The explosion, China’s most deadly industrial accident this year, occurred at a wheel-polishing workshop. An initial government investigation suggested that the plant didn’t have appropriate ventilation, fire-safety equipment or safety training. The factory apparently also had been previously warned about the potential for a dust explosion at the site. A senior Chinese official excoriated its management for a “dereliction of duty.”

Even worse, the tragedy took place just months after GM joined a number of global automakers in signing on to the “Automotive Industry Guiding Principles to Enhance Sustainability Performance in the Supply Chain,” a document that espouses “working together to attain the highest standard in business integrity and in the social and environmental performance of our supply chain” and articulated “minimum expectations” that included a statement on worker safety. Clearly these values somehow failed to “cascade” through the supply chain as far as Jiangsu.

This lack of transparency and accountability between supply-chain tiers is a product of extreme cost pressure across the industry. Because global automakers must leverage unit costs across global scales, each penny of cost can swing massive profits or losses. The screen of “proprietary information” can hide all kinds of dirty cost-cutting secrets. Automakers who place short-term unit costs above all else often find their public goodwill - if not always their savings - eaten up by the ugly realities of the low bid.
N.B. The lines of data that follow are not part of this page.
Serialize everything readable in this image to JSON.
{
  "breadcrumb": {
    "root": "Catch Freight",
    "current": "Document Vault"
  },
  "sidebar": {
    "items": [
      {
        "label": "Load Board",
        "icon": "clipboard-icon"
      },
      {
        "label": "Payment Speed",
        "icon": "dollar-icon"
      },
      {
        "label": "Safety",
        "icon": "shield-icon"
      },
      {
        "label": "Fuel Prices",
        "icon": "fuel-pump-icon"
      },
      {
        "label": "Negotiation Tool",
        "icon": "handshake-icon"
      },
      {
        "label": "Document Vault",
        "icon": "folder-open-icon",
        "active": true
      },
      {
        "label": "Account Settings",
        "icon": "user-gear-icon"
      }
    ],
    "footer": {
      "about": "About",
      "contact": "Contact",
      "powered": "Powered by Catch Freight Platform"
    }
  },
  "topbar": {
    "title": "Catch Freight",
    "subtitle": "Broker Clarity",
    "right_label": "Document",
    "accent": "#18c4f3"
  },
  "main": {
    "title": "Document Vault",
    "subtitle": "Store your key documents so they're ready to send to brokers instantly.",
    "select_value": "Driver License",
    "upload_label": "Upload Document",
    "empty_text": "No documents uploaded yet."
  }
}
But for companies that have developed overly close relations with suppliers - most notably the Japanese keiretsu tradition - the veil of competitive secrecy can also give rise to cost inflation in the form of price-fixing and collusion. Some 36 people and 27 auto-supplier companies have been indicted or convicted in the United States, resulting in more than $2.3 billion in fines thus far in a more-than-three-year sweep of the industry by the Department of Justice’s antitrust division. In at least one case, a supplier executive who pleaded guilty to price-fixing even retained his job, indicating cost pressure on auto suppliers may not necessarily be applied universally.

Such schizophrenia between cozily dependent and brutally competitive supplier relations is not the only option. High-tech auto suppliers such as Nvidia - which makes hardware and software - have developed close working relationships with companies such as Audi and Tesla Motors that show a new way forward. Even traditional “nuts-and-bolts” suppliers such as axle and driveshaft maker Dana Holding say original equipment manufacturers are working to integrate supplier expertise earlier in the design process. As automobiles demand ever more components and systems that have nothing to do with traditional automotive technology, automakers are having to adopt a more conciliatory approach to the firms that can supply the technologies consumers demand. Such cooperation is good practice for a future in which the entire industry is threatened by transformative new technologies wielded by outsiders (see: Google).

But customers are looking for more in their products than just new technology. Especially in mature consumer areas such as food and clothing, people seek a sense of shared values with the companies from which they purchase. As this dynamic becomes more important, so too does supply-chain transparency, as witnessed by such designations as “organic,” “sweatshop-free” and “cage-free.”

We may be far from a certified “cruelty-free” car, but the popularity of models such as the Toyota Prius and Tesla Model S indicate that social values are becoming increasingly important to car buyers.

One imagines that as we get closer to having such an option, the possible profits deriving from higher supply-chain standards may only increase.

* The author, an auto-industry consultant, is the co-founder of Daily Kanban and the former editor of the blog The Truth About Cars.